Chove muito em Bangkok na noite de hoje. Cheguei no hostel faminta, após passar um dia inteiro visitando templos em uma cidade vizinha. Sem muitas opções de comida na vizinhança, peguei um guarda-chuva na recepção e encarei a tempestade na busca por algo sem curry e sem a aparência estranha. Se você nunca me viu com fome não sabe que nem mesmo a maior tempestade do mundo me impediria de achar comida… 

Após caminhar por um quilômetro

Avistei uma pizzaria com o slogan bem grande em letras vermelhas “Seu pedido em 30 minutos!!! Garantimos!”. Não dava nem para ver o nome do local direito, já que a chamada para a promoção cobria toda a placa. O menu oferecia uma variedade de pizzas e outros pratos carregados de carboidratos. Optei por um espaguete com camarão, e, no recibo, com o valor de 130 Bahts (um pouco mais de 5 dólares) também havia bem grande “Seu pedido estará pronto em até 30 minutos! Garantimos!”. 

Sem paciência e com fome

Sentei em frente a uma garota que também parecia conferir o horário na tela do celular a cada 2 minutos. Se eu não conhecesse bem direitinho a cara de quem tá faminto, diria que ela aguardava ansiosamente a mensagem de algum paquera. Mas não, ali era fome. E eu estava no mesmo barco. Éramos duas. Não havia outros clientes. 

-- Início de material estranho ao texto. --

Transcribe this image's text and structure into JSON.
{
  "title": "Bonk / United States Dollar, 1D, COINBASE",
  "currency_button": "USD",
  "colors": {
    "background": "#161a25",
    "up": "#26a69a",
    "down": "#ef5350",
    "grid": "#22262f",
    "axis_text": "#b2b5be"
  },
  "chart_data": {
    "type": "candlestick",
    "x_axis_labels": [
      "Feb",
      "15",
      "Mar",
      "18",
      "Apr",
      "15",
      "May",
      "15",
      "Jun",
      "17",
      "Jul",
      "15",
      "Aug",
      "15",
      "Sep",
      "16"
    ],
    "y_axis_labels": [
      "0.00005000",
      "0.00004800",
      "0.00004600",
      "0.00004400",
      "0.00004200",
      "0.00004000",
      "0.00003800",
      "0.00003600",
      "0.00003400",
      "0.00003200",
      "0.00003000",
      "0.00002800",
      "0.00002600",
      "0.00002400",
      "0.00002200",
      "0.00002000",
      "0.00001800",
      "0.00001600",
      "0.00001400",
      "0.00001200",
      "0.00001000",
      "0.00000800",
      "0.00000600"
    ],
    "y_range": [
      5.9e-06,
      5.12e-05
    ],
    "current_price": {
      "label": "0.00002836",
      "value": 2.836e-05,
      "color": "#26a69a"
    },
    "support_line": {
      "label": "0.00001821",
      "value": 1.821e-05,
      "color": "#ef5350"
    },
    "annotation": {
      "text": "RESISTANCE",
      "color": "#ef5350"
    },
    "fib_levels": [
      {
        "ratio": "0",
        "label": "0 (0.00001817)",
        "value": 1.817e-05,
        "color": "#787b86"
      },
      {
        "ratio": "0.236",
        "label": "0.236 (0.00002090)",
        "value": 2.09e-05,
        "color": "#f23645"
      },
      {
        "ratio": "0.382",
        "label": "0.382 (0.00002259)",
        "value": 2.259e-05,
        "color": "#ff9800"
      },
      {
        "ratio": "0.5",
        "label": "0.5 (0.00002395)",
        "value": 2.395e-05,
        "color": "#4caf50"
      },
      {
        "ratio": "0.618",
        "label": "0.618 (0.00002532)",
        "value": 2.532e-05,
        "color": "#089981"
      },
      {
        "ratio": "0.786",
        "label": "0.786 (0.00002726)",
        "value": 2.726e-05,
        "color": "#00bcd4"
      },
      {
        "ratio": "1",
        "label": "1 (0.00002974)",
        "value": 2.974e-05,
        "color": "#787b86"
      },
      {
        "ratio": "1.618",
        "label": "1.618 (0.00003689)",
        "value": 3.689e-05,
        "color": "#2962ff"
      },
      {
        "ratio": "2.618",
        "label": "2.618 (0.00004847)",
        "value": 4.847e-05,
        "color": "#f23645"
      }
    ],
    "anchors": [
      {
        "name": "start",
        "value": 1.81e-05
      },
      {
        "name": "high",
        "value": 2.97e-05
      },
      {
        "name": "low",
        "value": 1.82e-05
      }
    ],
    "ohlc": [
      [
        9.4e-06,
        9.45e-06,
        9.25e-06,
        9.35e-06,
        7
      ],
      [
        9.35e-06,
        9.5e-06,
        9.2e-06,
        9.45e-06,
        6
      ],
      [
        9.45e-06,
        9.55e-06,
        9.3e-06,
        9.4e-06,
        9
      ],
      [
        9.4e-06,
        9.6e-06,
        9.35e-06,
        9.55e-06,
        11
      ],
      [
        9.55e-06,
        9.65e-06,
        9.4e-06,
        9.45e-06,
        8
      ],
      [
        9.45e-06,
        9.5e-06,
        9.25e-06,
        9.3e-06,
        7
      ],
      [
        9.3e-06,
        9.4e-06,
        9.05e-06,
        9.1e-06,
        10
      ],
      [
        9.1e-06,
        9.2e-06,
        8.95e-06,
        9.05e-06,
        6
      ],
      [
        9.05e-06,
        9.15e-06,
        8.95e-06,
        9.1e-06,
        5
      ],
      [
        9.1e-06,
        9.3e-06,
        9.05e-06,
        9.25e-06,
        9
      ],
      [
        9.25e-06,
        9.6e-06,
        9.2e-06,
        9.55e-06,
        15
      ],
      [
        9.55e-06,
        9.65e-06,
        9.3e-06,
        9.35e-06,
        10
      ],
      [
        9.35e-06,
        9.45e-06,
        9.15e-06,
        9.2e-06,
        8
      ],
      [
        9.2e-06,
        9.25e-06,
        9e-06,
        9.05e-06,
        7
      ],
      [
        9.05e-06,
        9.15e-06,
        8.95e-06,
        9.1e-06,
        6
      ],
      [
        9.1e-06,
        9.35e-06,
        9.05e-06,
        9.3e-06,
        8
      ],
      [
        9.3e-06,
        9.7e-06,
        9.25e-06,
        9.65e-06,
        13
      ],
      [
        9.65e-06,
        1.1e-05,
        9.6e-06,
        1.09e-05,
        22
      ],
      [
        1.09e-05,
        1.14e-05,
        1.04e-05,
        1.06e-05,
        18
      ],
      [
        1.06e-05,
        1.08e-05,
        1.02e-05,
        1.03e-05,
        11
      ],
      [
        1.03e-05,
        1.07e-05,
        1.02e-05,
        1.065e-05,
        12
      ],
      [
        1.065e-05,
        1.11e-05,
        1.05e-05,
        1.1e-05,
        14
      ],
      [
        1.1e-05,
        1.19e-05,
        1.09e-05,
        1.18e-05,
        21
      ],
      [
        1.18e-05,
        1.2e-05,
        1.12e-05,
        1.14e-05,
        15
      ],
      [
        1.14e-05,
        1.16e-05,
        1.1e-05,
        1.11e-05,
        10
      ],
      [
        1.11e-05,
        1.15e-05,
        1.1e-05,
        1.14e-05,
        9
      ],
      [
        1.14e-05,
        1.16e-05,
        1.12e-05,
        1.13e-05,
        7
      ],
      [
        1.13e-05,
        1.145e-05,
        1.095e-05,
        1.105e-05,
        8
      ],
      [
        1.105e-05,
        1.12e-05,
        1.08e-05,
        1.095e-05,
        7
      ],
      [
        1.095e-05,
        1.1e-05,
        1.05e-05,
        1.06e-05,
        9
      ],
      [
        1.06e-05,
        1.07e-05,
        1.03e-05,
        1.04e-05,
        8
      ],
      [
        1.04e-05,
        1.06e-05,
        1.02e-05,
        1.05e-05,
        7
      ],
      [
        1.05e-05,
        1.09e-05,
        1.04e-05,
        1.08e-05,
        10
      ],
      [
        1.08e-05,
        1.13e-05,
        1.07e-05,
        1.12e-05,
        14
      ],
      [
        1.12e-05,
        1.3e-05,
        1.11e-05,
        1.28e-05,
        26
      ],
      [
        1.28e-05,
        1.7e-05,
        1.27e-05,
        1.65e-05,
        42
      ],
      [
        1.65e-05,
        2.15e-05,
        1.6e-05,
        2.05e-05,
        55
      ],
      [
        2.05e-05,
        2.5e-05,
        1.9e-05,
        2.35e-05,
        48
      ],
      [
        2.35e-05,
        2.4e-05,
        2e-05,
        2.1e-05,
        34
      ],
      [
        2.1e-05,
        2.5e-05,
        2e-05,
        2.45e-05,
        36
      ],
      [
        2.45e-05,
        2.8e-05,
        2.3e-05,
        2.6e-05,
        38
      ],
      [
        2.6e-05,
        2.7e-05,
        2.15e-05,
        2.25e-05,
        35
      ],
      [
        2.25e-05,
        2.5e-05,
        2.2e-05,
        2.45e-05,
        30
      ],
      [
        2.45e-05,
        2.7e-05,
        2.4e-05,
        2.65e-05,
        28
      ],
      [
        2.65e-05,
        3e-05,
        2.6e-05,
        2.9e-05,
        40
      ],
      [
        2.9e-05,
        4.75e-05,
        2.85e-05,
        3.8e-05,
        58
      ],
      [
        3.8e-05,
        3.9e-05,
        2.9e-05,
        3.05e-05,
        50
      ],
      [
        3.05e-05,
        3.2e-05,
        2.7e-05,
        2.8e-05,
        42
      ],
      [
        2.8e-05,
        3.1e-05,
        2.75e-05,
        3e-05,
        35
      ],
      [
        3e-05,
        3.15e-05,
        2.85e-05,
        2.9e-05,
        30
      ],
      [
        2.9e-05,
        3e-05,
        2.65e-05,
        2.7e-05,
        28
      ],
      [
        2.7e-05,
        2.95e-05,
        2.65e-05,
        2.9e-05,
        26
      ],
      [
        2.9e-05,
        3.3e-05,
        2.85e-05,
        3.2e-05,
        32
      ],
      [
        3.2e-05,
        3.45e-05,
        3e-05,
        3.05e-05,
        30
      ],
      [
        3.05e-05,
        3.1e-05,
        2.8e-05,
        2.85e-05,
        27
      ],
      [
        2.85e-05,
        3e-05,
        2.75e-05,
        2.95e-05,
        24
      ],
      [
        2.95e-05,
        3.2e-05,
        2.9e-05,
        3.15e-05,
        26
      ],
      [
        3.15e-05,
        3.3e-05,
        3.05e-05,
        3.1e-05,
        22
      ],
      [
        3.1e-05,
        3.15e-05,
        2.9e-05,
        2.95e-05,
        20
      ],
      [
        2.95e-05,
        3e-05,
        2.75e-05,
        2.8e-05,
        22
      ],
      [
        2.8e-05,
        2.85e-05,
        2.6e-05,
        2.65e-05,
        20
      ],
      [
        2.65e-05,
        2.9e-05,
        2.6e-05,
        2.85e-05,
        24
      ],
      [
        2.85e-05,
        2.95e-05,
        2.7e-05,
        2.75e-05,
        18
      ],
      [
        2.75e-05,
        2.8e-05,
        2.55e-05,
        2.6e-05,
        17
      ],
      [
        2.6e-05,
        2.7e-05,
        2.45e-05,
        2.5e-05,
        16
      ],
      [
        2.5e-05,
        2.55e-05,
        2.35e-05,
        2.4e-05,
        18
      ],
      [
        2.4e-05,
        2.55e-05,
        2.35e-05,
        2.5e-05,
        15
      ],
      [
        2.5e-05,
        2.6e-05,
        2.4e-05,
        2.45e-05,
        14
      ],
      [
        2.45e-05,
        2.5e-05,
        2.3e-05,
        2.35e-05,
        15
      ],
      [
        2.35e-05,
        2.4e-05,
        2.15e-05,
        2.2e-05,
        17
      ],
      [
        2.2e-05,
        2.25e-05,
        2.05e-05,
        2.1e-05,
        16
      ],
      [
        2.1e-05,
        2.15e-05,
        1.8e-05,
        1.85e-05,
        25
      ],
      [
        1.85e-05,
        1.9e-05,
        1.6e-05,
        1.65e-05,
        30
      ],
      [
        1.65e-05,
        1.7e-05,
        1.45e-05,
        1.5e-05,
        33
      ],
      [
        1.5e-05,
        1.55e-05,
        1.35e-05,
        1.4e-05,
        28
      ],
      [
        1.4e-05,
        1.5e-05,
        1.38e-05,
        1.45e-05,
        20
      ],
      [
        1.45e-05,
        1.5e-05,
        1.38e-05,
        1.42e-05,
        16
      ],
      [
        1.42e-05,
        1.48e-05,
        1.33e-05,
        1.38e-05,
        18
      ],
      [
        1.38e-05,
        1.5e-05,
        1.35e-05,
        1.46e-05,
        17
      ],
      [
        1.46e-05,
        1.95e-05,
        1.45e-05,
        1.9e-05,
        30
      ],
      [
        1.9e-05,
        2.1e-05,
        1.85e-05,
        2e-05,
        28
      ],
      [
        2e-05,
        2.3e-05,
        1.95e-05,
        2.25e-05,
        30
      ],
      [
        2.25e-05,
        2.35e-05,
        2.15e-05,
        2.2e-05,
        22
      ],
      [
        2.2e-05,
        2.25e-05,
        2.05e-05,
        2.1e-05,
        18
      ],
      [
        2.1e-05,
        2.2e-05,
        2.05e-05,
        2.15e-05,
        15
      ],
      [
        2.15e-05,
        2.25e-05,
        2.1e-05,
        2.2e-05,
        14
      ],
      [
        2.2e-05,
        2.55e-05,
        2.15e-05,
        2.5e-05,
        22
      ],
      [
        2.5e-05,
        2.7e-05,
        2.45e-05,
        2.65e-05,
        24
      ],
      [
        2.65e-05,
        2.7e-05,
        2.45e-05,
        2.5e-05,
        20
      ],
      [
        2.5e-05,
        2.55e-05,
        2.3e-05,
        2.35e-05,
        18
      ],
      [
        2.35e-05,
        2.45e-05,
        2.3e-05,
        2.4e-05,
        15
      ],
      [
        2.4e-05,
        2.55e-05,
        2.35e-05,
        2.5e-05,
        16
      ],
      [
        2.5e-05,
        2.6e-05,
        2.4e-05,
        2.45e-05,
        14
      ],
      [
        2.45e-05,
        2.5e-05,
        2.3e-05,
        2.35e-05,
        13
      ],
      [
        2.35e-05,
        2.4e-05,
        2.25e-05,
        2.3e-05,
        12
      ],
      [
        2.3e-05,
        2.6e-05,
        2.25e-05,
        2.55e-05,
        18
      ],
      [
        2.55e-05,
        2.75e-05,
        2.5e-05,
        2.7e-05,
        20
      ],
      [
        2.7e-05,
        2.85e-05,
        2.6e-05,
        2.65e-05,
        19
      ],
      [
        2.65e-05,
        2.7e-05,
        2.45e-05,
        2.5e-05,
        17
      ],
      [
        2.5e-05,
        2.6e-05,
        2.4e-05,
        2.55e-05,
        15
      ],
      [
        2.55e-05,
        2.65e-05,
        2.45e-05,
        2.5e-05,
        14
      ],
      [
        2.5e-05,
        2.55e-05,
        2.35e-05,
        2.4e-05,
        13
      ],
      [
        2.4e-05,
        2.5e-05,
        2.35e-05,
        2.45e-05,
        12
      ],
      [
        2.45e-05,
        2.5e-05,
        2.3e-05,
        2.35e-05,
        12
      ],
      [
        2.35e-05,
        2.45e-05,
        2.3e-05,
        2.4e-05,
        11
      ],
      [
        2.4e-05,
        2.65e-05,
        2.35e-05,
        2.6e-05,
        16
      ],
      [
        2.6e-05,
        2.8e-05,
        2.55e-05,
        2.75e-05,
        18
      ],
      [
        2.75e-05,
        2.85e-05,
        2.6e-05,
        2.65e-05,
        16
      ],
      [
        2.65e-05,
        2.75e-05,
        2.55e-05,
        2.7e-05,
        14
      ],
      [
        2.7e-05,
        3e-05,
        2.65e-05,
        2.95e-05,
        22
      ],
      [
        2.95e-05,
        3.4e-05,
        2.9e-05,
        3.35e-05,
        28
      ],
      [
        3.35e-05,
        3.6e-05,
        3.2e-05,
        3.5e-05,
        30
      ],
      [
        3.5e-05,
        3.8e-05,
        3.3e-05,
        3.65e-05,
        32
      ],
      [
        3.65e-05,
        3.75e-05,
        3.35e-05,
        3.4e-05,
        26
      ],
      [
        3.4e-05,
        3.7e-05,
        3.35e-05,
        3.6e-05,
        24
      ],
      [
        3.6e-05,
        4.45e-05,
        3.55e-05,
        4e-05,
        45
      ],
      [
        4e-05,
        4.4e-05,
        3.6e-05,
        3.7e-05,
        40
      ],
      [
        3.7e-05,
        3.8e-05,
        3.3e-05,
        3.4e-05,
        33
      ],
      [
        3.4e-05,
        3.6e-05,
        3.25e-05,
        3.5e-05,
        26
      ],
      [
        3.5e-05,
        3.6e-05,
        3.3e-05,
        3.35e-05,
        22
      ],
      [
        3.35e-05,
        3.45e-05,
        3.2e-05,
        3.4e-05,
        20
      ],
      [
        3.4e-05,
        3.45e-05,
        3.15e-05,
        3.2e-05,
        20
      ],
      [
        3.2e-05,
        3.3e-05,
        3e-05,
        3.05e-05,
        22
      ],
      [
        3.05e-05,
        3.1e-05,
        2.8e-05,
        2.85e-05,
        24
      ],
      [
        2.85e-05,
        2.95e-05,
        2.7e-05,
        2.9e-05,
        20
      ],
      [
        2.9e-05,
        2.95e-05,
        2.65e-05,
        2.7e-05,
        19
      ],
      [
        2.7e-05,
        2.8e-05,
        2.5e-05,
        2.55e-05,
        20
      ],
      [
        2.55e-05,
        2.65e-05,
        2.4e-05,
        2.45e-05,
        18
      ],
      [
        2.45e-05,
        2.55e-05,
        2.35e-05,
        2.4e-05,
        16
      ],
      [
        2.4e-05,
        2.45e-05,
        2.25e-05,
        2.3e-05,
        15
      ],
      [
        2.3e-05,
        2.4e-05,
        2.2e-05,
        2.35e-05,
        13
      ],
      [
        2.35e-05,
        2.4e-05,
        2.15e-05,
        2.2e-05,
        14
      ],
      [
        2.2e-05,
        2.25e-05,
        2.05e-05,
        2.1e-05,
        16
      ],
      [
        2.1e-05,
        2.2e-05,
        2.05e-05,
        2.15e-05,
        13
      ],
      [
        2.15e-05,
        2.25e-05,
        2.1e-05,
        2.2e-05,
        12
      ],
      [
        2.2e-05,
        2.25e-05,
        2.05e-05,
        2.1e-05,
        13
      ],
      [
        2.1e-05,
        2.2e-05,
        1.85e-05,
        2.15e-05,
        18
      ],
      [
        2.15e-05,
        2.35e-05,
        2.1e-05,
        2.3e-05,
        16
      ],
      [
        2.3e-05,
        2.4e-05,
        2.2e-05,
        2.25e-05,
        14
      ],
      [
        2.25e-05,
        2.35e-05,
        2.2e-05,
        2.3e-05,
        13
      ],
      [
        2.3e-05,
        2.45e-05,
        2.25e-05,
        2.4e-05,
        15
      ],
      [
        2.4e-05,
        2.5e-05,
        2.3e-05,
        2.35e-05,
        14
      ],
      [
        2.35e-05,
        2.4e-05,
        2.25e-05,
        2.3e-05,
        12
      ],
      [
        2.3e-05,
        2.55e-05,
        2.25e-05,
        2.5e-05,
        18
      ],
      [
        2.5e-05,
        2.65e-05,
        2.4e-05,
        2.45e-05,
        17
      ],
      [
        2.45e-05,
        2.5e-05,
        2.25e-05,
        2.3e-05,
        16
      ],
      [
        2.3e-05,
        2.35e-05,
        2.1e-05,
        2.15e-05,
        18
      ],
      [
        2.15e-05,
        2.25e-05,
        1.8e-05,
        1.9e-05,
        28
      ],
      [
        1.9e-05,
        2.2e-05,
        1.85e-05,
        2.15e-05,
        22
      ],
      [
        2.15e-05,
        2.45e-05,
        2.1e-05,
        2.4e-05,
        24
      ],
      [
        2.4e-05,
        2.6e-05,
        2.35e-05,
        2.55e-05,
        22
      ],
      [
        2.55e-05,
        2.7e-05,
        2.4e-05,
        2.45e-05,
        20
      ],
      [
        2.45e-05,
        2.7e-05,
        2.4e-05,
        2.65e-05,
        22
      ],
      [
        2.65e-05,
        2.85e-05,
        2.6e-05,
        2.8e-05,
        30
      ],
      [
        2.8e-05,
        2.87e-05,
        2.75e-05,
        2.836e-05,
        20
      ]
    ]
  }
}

Faltavam dois minutos para o prazo dos 30 minutos se encerrar e o mesmo rapaz veio correndo na minha mesa explicar que traria o meu pedido em 3 minutos. Eu, impaciente e acostumada com clientes que reclamam de propaganda enganosa, fiz uma cara feia e disse que gostaria de cancelar o pedido. “No, no, no”, implorou o rapaz enquanto voltava caminhando de costas para a cozinha. Seis minutos mais tarde, ele volta com a sacola e o meu pedido: -Me desculpa, senhora, me desculpa. 

Eu balancei a cabeça sem dar muita atenção ao seu pedido de desculpas, peguei o guarda-chuva e deixei o local. 

Atravessar as ruas em Bangkok é um verdadeiro desafio. À noite e com chuva, é quase missão impossível. Lá estava eu aguardando pelo momento exato em que os carros e motos me dariam uma brecha, a uns 200 metros da pizzaria, quando vejo uma figura franzina, correndo em minha direção e acenando sem parar. Era o vendedor que me atendeu, que também preparou o meu pedido e deixou o meu estômago furioso com os quatro minutos extras que ele precisou esperar. Ele me estendeu uma sacola com uma caixinha dentro e enquanto eu agradecia sem entender o que estava acontecendo, ele tentava a qualquer custo parar o transito para que eu atravessasse. Quando, enfim, ele conseguiu, eu atravessei, agradeci pela ajuda e percebi que ele continuava balbuciando “Desculpa, desculpa” sem parar…

De volta ao hostel abro a caixinha e vejo seis singelos nuggets. E me vi chorando. Não pelo gesto do rapaz. E sim, porque a sua preocupação em ter o meu pedido de desculpas aceito me fez refletir sobre a minha intolerância desnecessária. Foram apenas quatro minutos para alguém que está de férias, sem motivo algum para se estressar. 

Foram quatro minutos extras, em que aquele rapaz, percebendo o meu descontentamento, encarou a tempestade sem nenhuma proteção para me levar uma caixa de nuggets e me ajudar a atravessar a rua. 

Em Bangkok. Na Tailândia. Onde pagamos $5 por uma refeição que serve dois e que, de brinde, vem acompanhada por uma lição sobre altruísmo dentro de uma caixa de nuggets.